New experiences and visions of the world can bring comfort, encourage rejuvenation at life’s emotional crossroads.
Tammy Russo always loved to travel to far-flung places: Morocco, Bhutan, Indonesia. But after her father’s cancer diagnosis, the Chicagoan channeled her wanderlust to destinations they could enjoy together: Italy, Greece, Sedona, Ariz.
After her dad’s death in 2010, Russo spent the first anniversary of his passing on a vacation that honored both his generous spirit and her adventurous streak. She hooked up with travel company Roadmonkey (roadmonkey.net), which plans and leads “adventure philanthropy” expeditions, to trek across glaciers in Patagonia and help rebuild a decaying coin laundry in the inner city of Buenos Aires.
“It was about celebration, trying to establish a new normal that had elements of what the past was,” said Russo, 51.
Travel can be a powerful guide at an emotional crossroads, whether you’re grappling with a death, heartbreak, job loss or burnout.
The benefits of seeking succor after a loss are not just psychological. A recent study found that the risk of heart attack or stroke doubles in the 30 days after a person loses his or her partner and remains 25 percent higher among the bereaved a year later.

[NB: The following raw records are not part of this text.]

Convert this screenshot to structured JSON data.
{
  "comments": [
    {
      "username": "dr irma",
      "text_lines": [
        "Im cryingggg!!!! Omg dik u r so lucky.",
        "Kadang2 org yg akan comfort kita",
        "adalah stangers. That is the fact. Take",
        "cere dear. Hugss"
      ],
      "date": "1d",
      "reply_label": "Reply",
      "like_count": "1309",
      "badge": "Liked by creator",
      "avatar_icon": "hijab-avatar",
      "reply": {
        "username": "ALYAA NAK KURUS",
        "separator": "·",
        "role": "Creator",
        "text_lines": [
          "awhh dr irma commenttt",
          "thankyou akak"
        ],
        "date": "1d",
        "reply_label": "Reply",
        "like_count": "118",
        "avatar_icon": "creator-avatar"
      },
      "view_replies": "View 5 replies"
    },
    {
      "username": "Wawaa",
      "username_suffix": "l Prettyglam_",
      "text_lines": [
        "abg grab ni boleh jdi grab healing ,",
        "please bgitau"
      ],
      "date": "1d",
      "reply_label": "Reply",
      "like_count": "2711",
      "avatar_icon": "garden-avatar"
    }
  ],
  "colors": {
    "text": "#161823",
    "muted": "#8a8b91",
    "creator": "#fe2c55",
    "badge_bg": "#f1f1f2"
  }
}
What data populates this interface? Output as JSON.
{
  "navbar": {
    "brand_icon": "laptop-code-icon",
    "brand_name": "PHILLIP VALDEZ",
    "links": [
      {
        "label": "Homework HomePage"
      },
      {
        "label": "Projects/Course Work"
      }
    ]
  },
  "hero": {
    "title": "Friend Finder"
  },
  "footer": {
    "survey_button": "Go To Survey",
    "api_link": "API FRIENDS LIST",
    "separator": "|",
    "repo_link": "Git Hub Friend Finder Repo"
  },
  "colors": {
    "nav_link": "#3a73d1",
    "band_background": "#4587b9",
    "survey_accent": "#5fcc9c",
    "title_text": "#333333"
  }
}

Connect with something bigger than self
What kind of trip will help you heal depends on who you are and what you’re going through.
If a stressful situation has you ruminating in an exhausting loop, taking a trip that is eventful and challenging, such as a volunteer or adventure vacation, can help clear those thought patterns so you can approach the problem from a different perspective, said Art Markman, a psychology professor at the University of Texas and author of “Smart Change” (Perigee Trade).
Such outward-looking, comfort-zone-busting trips give you an appreciation for novelty that is necessary for creative thinking, Markman said. When stuck in a rut or in need of inspiration, exposing yourself to awe-inspiring natural phenomena or to creative meccas like New York or London connects you with something bigger than yourself.
Karen Schaler, author of “Travel Therapy: Where Do You Need to Go?” (Seal) and creator and host of “Travel Therapy” TV segments, said volunteering at an orphanage in Malawi helped her reboot after quitting her 15-year career as a hard news TV reporter.
“It made me realize you don’t want to waste time,” she said.
For Chelsea Gustafson, taking a Roadmonkey trip through Vietnam helped give her the confidence she needed to quit her job and break up with her boyfriend to pursue her travel dreams.
Gustafson, who said she had spent most of her life playing it safe, biked 300 miles in the central highlands and helped build a working farm to grow food for a boarding school. She said she felt that she got the most out of getting lost while wandering the village and conversing with locals despite the language barrier.
“It taught me that I was resourceful enough to figure it out and make decisions and take care of myself no matter what the circumstances,” said Gustafson, 30, who now is working on a doctorate in chemistry at the University of California at Santa Cruz.
Find a new internal equilibrium
People should keep in mind that exploring new territory often is unpleasant in the moment, when the menu is unintelligible or the bus stop can’t be found, but its value lies in the memories, Markman said.
“Being able to look back on a rich collection of experiences is what makes people fulfilled,” he said.